To many environmentalists, sustainability means leaving the world the way you found it. I think that this may reflect the instincts of a hunter-gatherer.
If you are a hunter-gatherer, how much you can eat is limited by the natural rate of replenishment. If you eat game or plants faster than they are replenished, your tribe will die.
Modern human welfare is not governed by replenishment. We use knowledge to add value to our environment. Cultivation of crops means that we can grow more food than we could obtain by gathering. And we apply ever-increasing ingenuity to this cultivation.
Sustainability of modern life is thus much more complex than sustainability of hunter-gathering. Our modern ancestors have left us the gifts of their ingenuity, so that what they took out of nature has not hurt our welfare. And we are likely to do the same for our descendants.
Sustainability is a great topic to delve into, and it is just as poorly understood by the general public as supply and demand. There’s room in today’s world for a sort of Carl Sagan of economics, and I would nominate those two topics as ones worth emphasizing.
On sustainability, one angle I find helpful is to focus on is how wasteful a lot of “reusable” systems are if you look at the total amount of resources involved. A stark example is the U.S. space shuttle. A major design requirement of the space shuttle was that it would be reusable. However, despite that, the shuttle uses an order of magnitude more resources per launch than does the Russian Soyez.
The answer to the puzzle is that only the external shell of the shuttle is reusable. You get much better overall resource usage–and thus a more *sustainable* space program–if you let that shell be disposable. Calls for sustainability make this error all over the place.
A major design requirement of the shuttle was that it have a large cargo bay to deliver boxcar-sized KH-series spy satellites to orbit.
A major design requirement of the shuttle was that it have a 1200 mile cross range capability so it could deliver top secret Air Force payloads (think stolen Soviet satellites) to US Air Force bases.
A major design requirement of the shuttle was that its design cost had to be cut to 3.3 billion dollars, even though this would boost operational costs considerably, so the Nixon administration could claim a surplus with the 1972 federal budget.
Don’t you think you should have mentioned these?
It’s a nice thought, that sounds reasonable but I would file this one under highly highly speculative.
I know you are skeptical of climate models, etc. But in regard to these lines:
“Our modern ancestors have left us the gifts of their ingenuity, so that what they took out of nature has not hurt our welfare. And we are likely to do the same for our descendants.”
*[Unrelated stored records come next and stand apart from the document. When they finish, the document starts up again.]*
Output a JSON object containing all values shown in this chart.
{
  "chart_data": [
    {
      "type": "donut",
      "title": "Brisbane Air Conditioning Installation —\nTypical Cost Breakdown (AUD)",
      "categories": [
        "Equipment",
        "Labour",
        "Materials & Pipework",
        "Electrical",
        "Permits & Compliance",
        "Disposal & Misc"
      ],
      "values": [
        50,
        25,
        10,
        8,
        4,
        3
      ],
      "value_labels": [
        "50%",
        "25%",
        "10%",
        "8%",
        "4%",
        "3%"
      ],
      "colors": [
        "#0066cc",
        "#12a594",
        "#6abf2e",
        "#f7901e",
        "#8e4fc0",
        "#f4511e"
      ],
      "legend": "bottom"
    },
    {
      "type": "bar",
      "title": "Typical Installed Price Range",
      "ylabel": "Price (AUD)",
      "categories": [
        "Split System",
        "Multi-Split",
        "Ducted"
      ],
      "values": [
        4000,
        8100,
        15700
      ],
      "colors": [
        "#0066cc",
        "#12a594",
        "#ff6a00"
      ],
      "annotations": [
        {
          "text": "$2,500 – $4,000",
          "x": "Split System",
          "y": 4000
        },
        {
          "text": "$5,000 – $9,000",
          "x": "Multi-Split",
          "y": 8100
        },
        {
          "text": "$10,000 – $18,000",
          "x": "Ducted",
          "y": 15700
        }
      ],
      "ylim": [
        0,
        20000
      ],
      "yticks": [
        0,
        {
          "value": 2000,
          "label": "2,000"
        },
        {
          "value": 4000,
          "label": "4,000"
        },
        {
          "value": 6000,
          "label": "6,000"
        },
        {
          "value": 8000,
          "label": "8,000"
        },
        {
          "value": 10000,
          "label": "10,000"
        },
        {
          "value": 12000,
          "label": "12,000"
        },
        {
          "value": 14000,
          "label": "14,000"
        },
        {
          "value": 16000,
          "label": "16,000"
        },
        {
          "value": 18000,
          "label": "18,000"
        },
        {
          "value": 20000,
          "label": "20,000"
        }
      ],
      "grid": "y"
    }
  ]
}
Let’s just hope that all the fossil fuel we’ve pulled out of nature and burned does not create too much damage… or that we figure out ways to mitigate it.
I can see 3 main sources of damage. 1 is the release of stuff like mercury. 2. Is the depletion of the resource. 3. Is the global warming.
So far 2 and 3 have basically caused no damage whatsoever. In fact they offset somewhat. If we never run out then 1 I see as more important than 3.
I’ve had more or less the same thought. I’ve had the suspicion that this affects people in other ways, as well. The human brain, having been wired for living in small tribes of closely related individuals, might find modern society pretty weird, what with its large cities full of millions of strangers and its emphasis on trade and private enterprise as opposed to communal activities and sharing. I wonder if people aren’t alienated by this and find it psychologically comforting to tell themselves that it can’t last and it’ll all fall apart someday soon. Thus, on the left you get Marx’s contradictions of capitalism and apocalyptic rhetoric from environmentalists about resource depletion and climate change. On the right, it’s breakdowns in social order due to irrelogiosity, gay marriage, etc.